News and Updates

UN Photo: A Woman Rediscovered

  • Signing the Convention Relating to the Status of Refugees in Geneva, 28 July 1951, with Margaret Kitchen sitting on the left. Credit: UN Photo/ES

Last year, as the world commemorated the 70th anniversary of the 1951 Refugee Convention, the Archives and Records Management Section (ARMS) was presented with a mystery.

The Office of the UN High Commissioner for Refugees (UNHCR) noticed that a photograph caption from the 1951 Convention identified three men who were present but failed to name the only woman seated at the table.

In a quest to find an answer, archives teams from UNHCR, the UN Office in Geneva, and ARMS joined forces to identify this woman.

The first clue came from Knud Larsen, President of the Conference, seated in the middle of the photograph.

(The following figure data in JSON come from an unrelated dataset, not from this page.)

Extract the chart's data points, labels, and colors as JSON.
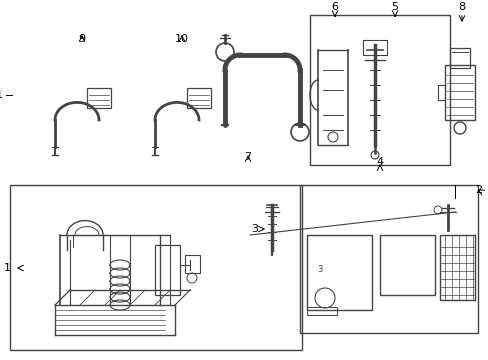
{
  "background_color": "#ffffff",
  "line_color": "#444444",
  "text_color": "#000000",
  "figsize": [
    4.89,
    3.6
  ],
  "dpi": 100
}
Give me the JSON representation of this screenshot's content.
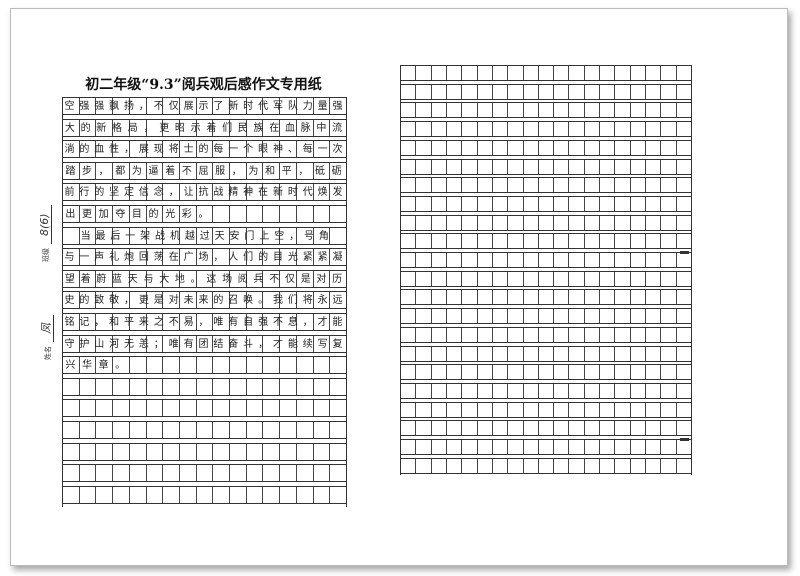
{
  "document": {
    "title": "初二年级“9.3”阅兵观后感作文专用纸",
    "side_labels": {
      "class_label": "班级",
      "class_value": "8(6)",
      "name_label": "姓名",
      "name_value": "凤"
    },
    "left_page": {
      "columns": 17,
      "rows": 19,
      "lines": [
        "空强强飘扬，不仅展示了新时代军队力量强",
        "大的新格局，更昭示着们民族在血脉中流",
        "淌的血性，展现将士的每一个眼神、每一次",
        "踏步，都为逼着不屈服，为和平，砥砺",
        "前行的坚定信念，让抗战精神在新时代焕发",
        "出更加夺目的光彩。",
        "  当最后一架战机越过天安门上空，号角",
        "与一声礼炮回荡在广场，人们的目光紧紧凝",
        "望着蔚蓝天与大地。这场阅兵不仅是对历",
        "史的致敬，更是对未来的召唤。我们将永远",
        "铭记，和平来之不易，唯有自强不息，才能",
        "守护山河无恙；唯有团结奋斗，才能续写复",
        "兴华章。"
      ]
    },
    "right_page": {
      "columns": 19,
      "rows": 22
    }
  }
}
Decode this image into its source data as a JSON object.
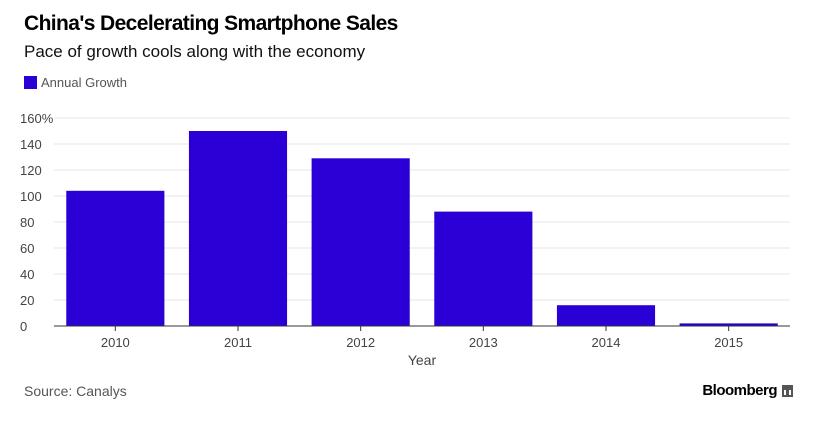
{
  "chart_data": {
    "type": "bar",
    "title": "China's Decelerating Smartphone Sales",
    "subtitle": "Pace of growth cools along with the economy",
    "categories": [
      "2010",
      "2011",
      "2012",
      "2013",
      "2014",
      "2015"
    ],
    "series": [
      {
        "name": "Annual Growth",
        "values": [
          104,
          150,
          129,
          88,
          16,
          2
        ]
      }
    ],
    "xlabel": "Year",
    "ylabel": "",
    "ylim": [
      0,
      160
    ],
    "yticks": [
      0,
      20,
      40,
      60,
      80,
      100,
      120,
      140,
      160
    ],
    "ytick_labels": [
      "0",
      "20",
      "40",
      "60",
      "80",
      "100",
      "120",
      "140",
      "160%"
    ],
    "grid": true,
    "legend_position": "top-left",
    "color": "#2a00d6"
  },
  "source": "Source: Canalys",
  "brand": "Bloomberg"
}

In his convention speech, he thanked a “Miss Kitchen”, Deputy Executive Secretary – located on his right – for keeping the conference on track. Additional research disclosed that her first name was Margaret.

We then discovered that shortly after the 1951 Convention, she married and changed her name to Margaret Bruce. This discovery opened her life story to us.

Margaret (Kitchen) Bruce was born in the United Kingdom, joining the Secretariat at the first UN General Assembly in London in 1946.

Moving with the Organization to New York, she later married a fellow staffer, William James Bruce.

Initially joining the Human Rights Division, Margaret worked directly with Eleanor Roosevelt during the drafting of the Universal Declaration of Human Rights.

She served in many key roles throughout her 32-year tenure – including the Deputy Director of the Centre for Social Development and Humanitarian Affairs. She retired from the UN in 1977.

Too often, women’s names have been erased from history, but this is no longer the case for Margaret (Kitchen) Bruce.

Through ARMS’ careful review of the documentary evidence, her identity was rediscovered and thus her contributions were finally revealed to the world!

Following the discovery, the caption of the photograph was amended and now includes Margaret’s name.